3) and most important to your question, every dog is an individual and must be judged upon it's own merit. Breed, breeder, lineage, litter and parents don't mean ****. A cull is a cull and a stud is a stud no matter how they came to be.

As a result, one man's trash is another man's treasure.

And yes, pits have a great nose and tons of drive, and they can work great alone IF the circumstance is correct. I have run just a single catch dog in many situations where nothing else worked as well.

Steve
 
^^ Yup. Brent, my son-in-law, has been running dogs on hogs since he was in High School (in his thirties now). From what I've seen he pretty much follows what you just said. He hunts farm fields, creek and river bottoms... it just depends.
 
Bulldogs make great catch dogs after the hog has been bayed....tracking dogs not so much.
 
Google Monteria hunting and you will see where my user name was derived.

After almost 30 years breeding and running hog dogs, I can tell you three things.

1) lots of people with no first hand experience repeat what they hear.
2) there are many methods, many special requirements and many different traits required for individual terrains, population densities and climates. There are lots of different ways to skin the hog dog cat and one size does not fit all.
3) and most important to your question, every dog is an individual and must be judged upon it's own merit. Breed, breeder, lineage, litter and parents don't mean ****. A cull is a cull and a stud is a stud no matter how they came to be.

As a result, one man's trash is another man's treasure.

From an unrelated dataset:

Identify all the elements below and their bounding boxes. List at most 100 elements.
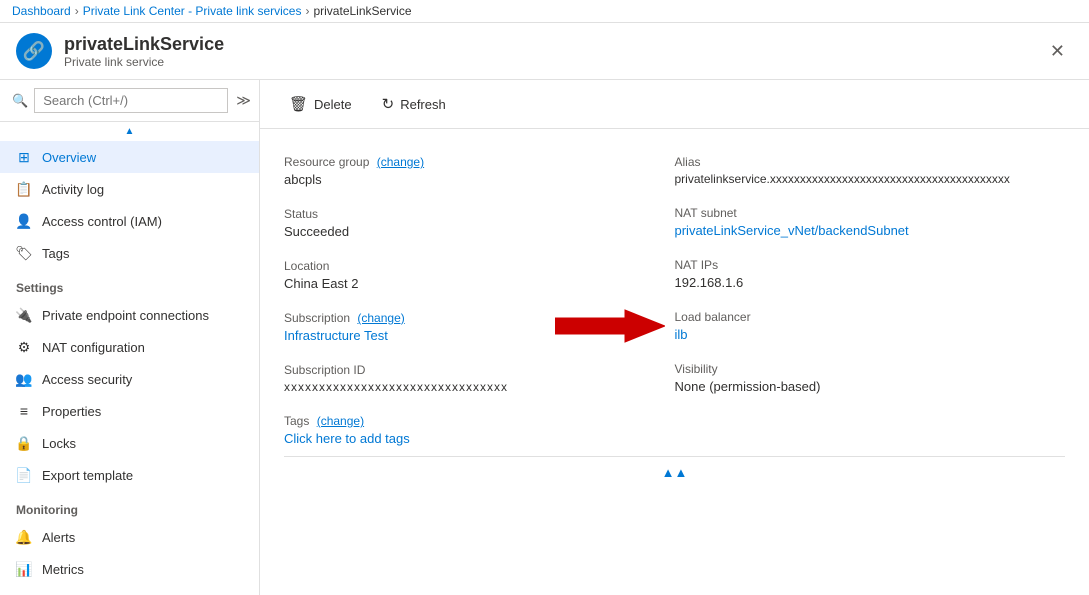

And yes, pits have a great nose and tons of drive, and they can work great alone IF the circumstance is correct. I have run just a single catch dog in many situations where nothing else worked as well.

Steve
This is 100% correct!

A lot has to do with terrain. Are you hunting off horseback or out of a buggy or an airboat? Are you hunting in thick timber or a marsh or the red dirt of the west Texas mesquite ocean like we do? Are you hunting big parcels of land or 100 acre clumps? How good of shape are you in personally? Could you play 20min of competitive soccer with the high school team or do you get winded putting shoes on?
You got closer working dogs like pits and curs. And long working dogs like Catahoulas and walkers. Or these heathen German short hair pointers we got to chase quail with who have no fear in baying up a big sow.

There are lots and lots of variables and one size doesn't fit all. I will say that hunting hogs with dogs isn't for the tender hearted and thats why I don't personally own "hog dogs". I have lots of friends who do and I usually just drive the buggy. It can be pure pandemonium with 40 legs and 20 eyes and a **** load of teeth milling around a cactus patch. And like someone else said....don't get too attached cause it's not an if or when a dog or person gets injured.....its a "how bad".

I had a friend in high school who ran walkers and had a Argentine dogo named panic as a catch dog. When that big white beast came out of the box.... EVERYTHING was in panic mode.